Ambulances and rescue teams rushed to the explosion site and efforts were underway to pull out the bodies and rescue injured trapped under the rubble of the targeted building and neighboring houses, the monitor added.

Idlib province is a stronghold of rebels in Syria and is situated on the border with Turkey, one of the main backers of rebellion against President Bashar al-Assad.

The Syrian army and its allies launched an offensive in October to recapture the provinces of Idlib and Hama, and it has since been making swift advances.

Rebel base destroyed

Dozens of people were wounded, particularly fighters, according to Abdel Rahman who said the base was "almost completely destroyed" and that nearby buildings were damaged.

The Ajnad al-Qawqaz group is battling alongside the Fateh al-Sham Front, a former Al-Qaeda affiliate, to repel a Syrian regime advance in the southeast of Idlib province.

The area has seen intense clashes prompted by a government offensive aimed at seizing a strategically vital highway between Damascus and second city Aleppo.

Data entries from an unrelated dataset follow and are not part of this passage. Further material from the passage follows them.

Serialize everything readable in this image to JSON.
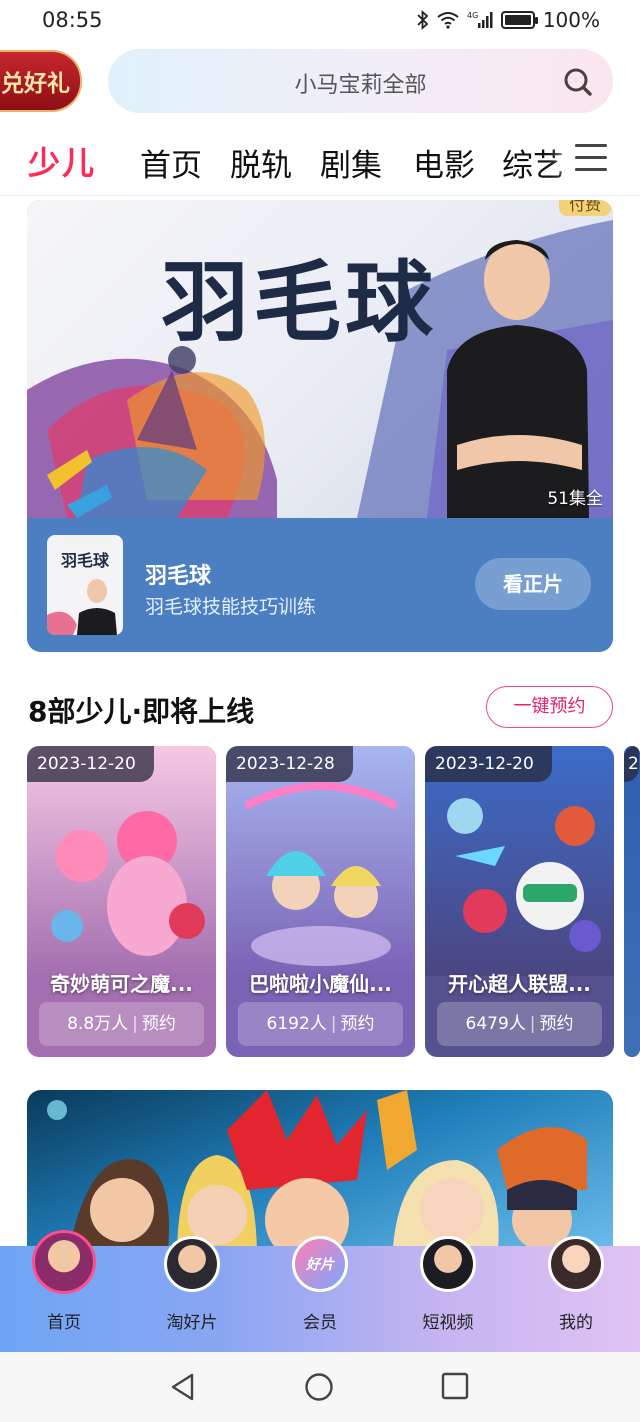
{
  "status_bar": {
    "time": "08:55",
    "battery": "100%",
    "battery_level": 1.0
  },
  "header": {
    "promo_label": "兑好礼",
    "search": {
      "placeholder": "小马宝莉全部"
    }
  },
  "channel_tabs": {
    "logo": "少儿",
    "items": [
      {
        "label": "首页"
      },
      {
        "label": "脱轨"
      },
      {
        "label": "剧集"
      },
      {
        "label": "电影"
      },
      {
        "label": "综艺"
      }
    ]
  },
  "hero": {
    "badge": "付费",
    "big_title": "羽毛球",
    "episodes": "51集全",
    "thumb_title": "羽毛球",
    "name": "羽毛球",
    "desc": "羽毛球技能技巧训练",
    "watch_label": "看正片"
  },
  "upcoming": {
    "title": "8部少儿·即将上线",
    "reserve_all_label": "一键预约",
    "cards": [
      {
        "date": "2023-12-20",
        "title": "奇妙萌可之魔...",
        "count": "8.8万人",
        "action": "预约",
        "color": "#a46fb0"
      },
      {
        "date": "2023-12-28",
        "title": "巴啦啦小魔仙...",
        "count": "6192人",
        "action": "预约",
        "color": "#7a63b5"
      },
      {
        "date": "2023-12-20",
        "title": "开心超人联盟...",
        "count": "6479人",
        "action": "预约",
        "color": "#55508e"
      },
      {
        "date": "2",
        "title": "",
        "count": "",
        "action": "",
        "color": "#3f6fb4"
      }
    ]
  },
  "bottom_nav": {
    "items": [
      {
        "label": "首页",
        "active": true
      },
      {
        "label": "淘好片"
      },
      {
        "label": "会员",
        "badge_text": "好片"
      },
      {
        "label": "短视频"
      },
      {
        "label": "我的"
      }
    ]
  },
  "icons": [
    "bluetooth-icon",
    "wifi-icon",
    "signal-icon",
    "battery-icon",
    "search-icon",
    "menu-icon",
    "back-icon",
    "home-icon",
    "recents-icon"
  ]
}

The Britain-based Observatory, which relies on a network of activists across Syria, said government forces had seized more than 60 villages in the area since 25 December.

An alliance dominated by Fateh al-Sham controls much of Idlib province, where there are regular car bombings, often blamed on disputes between armed factions.

Some residents blame the Islamic State group for such attacks, although the group has no open presence in the province.